Die Handlung spielt im Köln des Jahres 2008, doch das Unheil, das sich über der Stadt zusammenzuziehen beginnt, ist schon zu spüren. Ein schwacher Staat zieht sich vor kriminellen Migrantenbanden zurück, für die deutsche Jugendliche Freiwild sind und für die die rabiate Demütigung der „Kartoffeln“ einen unterhaltsamen Zeitvertreib darstellt.

Ein Gymnasiast wird zum Michael Kohlhaas

Die Hauptfigur Pascal Ormunait, nach der der Roman benannt ist, ist ein ganz normaler Gymnasiast, der sich auf die Treffen mit seiner Freundin freut, gerne mit seinen Freunden durch die Kneipen zieht und den Ehrgeiz hat, die Oberstufe eines Kölner Gymnasiums mit einem Einser-Abitur abzuschließen. Auf den zweiten Blick unterscheidet sich Pascal dann aber doch ziemlich deutlich von seinen Freunden: Seine Freizeit verbringt er gerne bei seinem Großvater, dem knorrigen Königsberger Wilhelm Ormunait, um mit ihm Schach zu spielen, Architekturwanderungen durch Köln zu unternehmen – wobei es Wilhelm Ormunait nicht an Seitenhieben gegen den neudeutschen „Willen zur Hässlichkeit“ fehlen lässt – oder am Radio gemeinsam den Bundesliga-Spieltag mitzuerleben.

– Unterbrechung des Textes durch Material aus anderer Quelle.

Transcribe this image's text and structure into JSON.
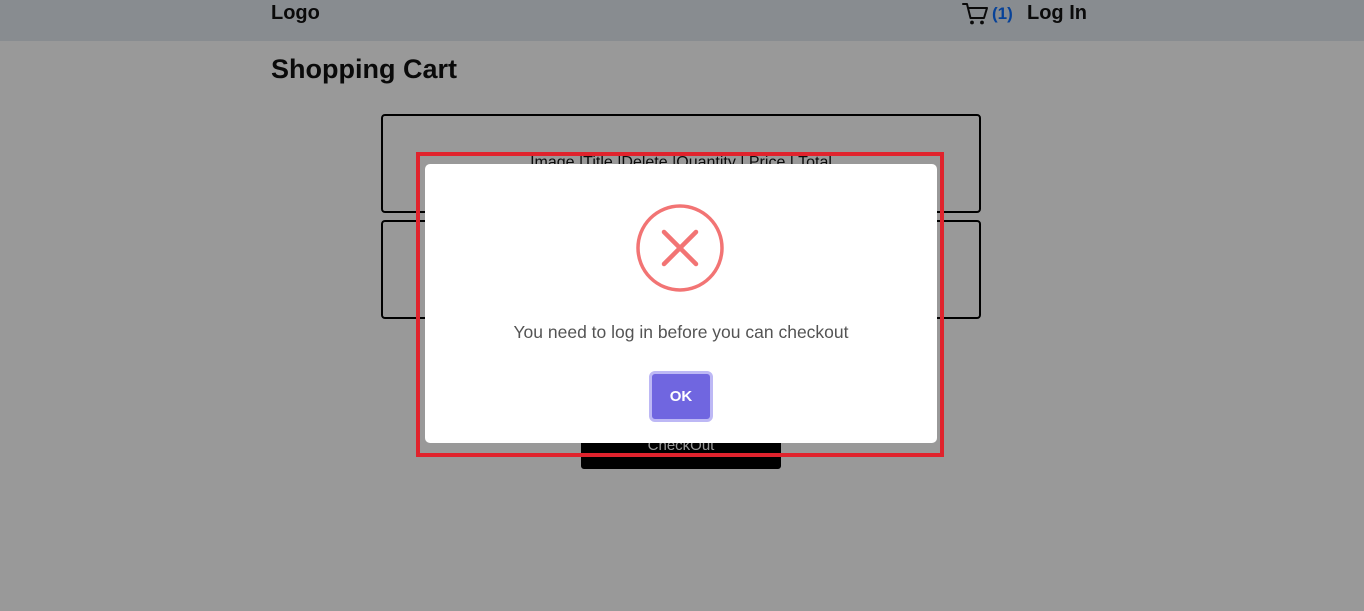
{
  "navbar": {
    "logo": "Logo",
    "cart_icon": "shopping-cart-icon",
    "cart_count": "(1)",
    "login_label": "Log In"
  },
  "page": {
    "title": "Shopping Cart",
    "cart_table_header": "Image |Title |Delete |Quantity | Price | Total",
    "checkout_label": "CheckOut"
  },
  "modal": {
    "icon": "error-x-icon",
    "message": "You need to log in before you can checkout",
    "ok_label": "OK"
  },
  "colors": {
    "error_icon": "#f27474",
    "ok_button": "#7066e0",
    "cart_count": "#0d6efd",
    "highlight_frame": "#e0232d"
  }
}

Pascal empfindet die Herkunft und das Schicksal seines Großvaters als Erbe, das es zu pflegen gilt; im Geschichtsleistungskurs schreibt er seine Facharbeit über die Diskussion um das Zentrum gegen Vertreibungen, und den Schwerpunkt seiner privaten, einige Hundert Bücher umfassenden Bibliothek bildet die Geschichte und Kultur Ostdeutschlands. Pascal macht sich im Gegensatz zu den meisten seiner Altersgenossen auch Sorgen darüber, dass in Köln eine Großmoschee errichtet wird, die weit mehr Gläubige aufnimmt als die christlichen Kirchen der Stadt.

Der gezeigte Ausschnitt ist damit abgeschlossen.